Dr. Waldemarr used a finger to part the curtains a sliver and seemed satisfied that the owner was still standing guard. He reached to the floor and dug deep in his case, pulling out a handgun that looked like a small Beretta. “Is that blue,” Boone said, “or is it just this light?”
“It is blue.”
Boone liked the weight and feel of it. “Loaded?”
Waldemarr nodded. “Fifteen-round magazine. It’s called a QSZ-92, and it’s manufactured in state arms factories over there. Feng Li has them in two styles. One takes 5.8mm ammo with a bottleneck case and pointed bullets. This one takes 9mm shells, more like a Luger. Locked breech, short recoil.”
“Nice.”
“It gets better. It’s got an accessory rail there under the barrel for a laser sight or a flashlight.”
“Hope he’s got the laser sight.”
/> “He does. And you can see the fixed sight even in this light because of the luminous insert.”
Ms.
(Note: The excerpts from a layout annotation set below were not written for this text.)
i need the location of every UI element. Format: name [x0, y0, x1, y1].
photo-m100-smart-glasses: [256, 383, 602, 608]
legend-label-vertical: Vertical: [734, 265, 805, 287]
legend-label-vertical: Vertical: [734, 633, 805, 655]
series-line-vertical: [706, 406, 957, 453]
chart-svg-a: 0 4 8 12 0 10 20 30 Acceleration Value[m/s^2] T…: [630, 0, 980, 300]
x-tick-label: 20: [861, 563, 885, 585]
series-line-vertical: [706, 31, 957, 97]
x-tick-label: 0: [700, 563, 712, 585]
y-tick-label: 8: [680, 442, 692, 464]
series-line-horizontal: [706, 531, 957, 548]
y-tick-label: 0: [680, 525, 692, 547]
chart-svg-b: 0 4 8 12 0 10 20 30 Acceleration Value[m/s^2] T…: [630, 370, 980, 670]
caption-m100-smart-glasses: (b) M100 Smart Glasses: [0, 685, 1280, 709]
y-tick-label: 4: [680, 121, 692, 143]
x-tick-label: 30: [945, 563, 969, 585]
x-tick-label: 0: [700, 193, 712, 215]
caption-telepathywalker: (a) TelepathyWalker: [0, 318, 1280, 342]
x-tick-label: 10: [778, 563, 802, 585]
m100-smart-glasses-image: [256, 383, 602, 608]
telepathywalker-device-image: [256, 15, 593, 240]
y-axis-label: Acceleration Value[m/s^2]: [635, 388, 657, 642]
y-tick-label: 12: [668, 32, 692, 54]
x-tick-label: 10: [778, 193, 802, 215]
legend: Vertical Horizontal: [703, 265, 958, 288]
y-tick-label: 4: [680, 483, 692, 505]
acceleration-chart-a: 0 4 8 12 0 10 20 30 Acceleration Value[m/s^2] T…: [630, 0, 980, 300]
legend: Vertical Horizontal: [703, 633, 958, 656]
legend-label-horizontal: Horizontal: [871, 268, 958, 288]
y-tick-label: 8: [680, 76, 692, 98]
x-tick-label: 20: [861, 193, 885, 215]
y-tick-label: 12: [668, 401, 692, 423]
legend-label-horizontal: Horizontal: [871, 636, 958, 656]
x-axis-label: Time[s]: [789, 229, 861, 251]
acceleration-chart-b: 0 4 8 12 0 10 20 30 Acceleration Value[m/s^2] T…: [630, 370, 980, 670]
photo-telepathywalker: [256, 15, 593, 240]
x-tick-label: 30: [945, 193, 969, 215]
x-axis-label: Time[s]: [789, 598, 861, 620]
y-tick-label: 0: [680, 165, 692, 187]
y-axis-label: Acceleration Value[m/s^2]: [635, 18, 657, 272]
Velna cleared her throat. “I understand that the official line on you, Chief Drake, is that you’re separating yourself from this case to spend time at your wife’s bedside.”
Boone nodded miserably as he traded out his license and credit cards in his wallet and tucked everything else into the appropriate pockets. “Truth is, I’m not trying to deceive anyone except the bad guys. They used phony documents, so I’m fighting fire with fire. I don’t care who knows within the CPD, because there’s not a copper worth his star in this city who wouldn’t do exactly what I’m doing. And I hope it goes without saying that if there’s anybody I’m doing this for as much as me, it’s Haeley.”
“Not to mention your son,” she said.
“I try not to even think about what’s going through his little mind. Somebody’s gonna pay for that.”
The three decided to leave separately, the way they had come. Boone left first, feeling as if he were staggering to his car. Part of him was abjectly exhausted from stress and dread fear. Another part of him seemed limp with gratitude for the support system that had formed around him. His friends, his colleagues, everyone.
He tucked his real license and other docs between the spare tire and the floor of the trunk and lodged his Beretta deep in the wheel well. On the way to O’Hare he called Jack, his new phone coming to life as they talked, vibrating every few seconds. Boone noticed new messages coming in from Pastor Francisco Sosa and Margaret.
Jack quickly brought Boone up to date on what he’d found. “The most likely passengers matching the descriptions we got from Mannock were a woman using the name Virginia Tuttman and a little boy with a black buzz cut traveling under the name Mark Tuttman. I’ve attached photos from the passport database. That’s definitely Max, isn’t it?”
“Hold on,” Boone said, fingers shaking as he accessed the photos. The woman looked in her midforties with short dark hair and glasses. And there was no question the little boy with the black buzz cut and panic in his eyes, despite a shy smile, was Max. Boone sucked in a breath. Oh, for powers that would allow him to rocket to Max in an instant!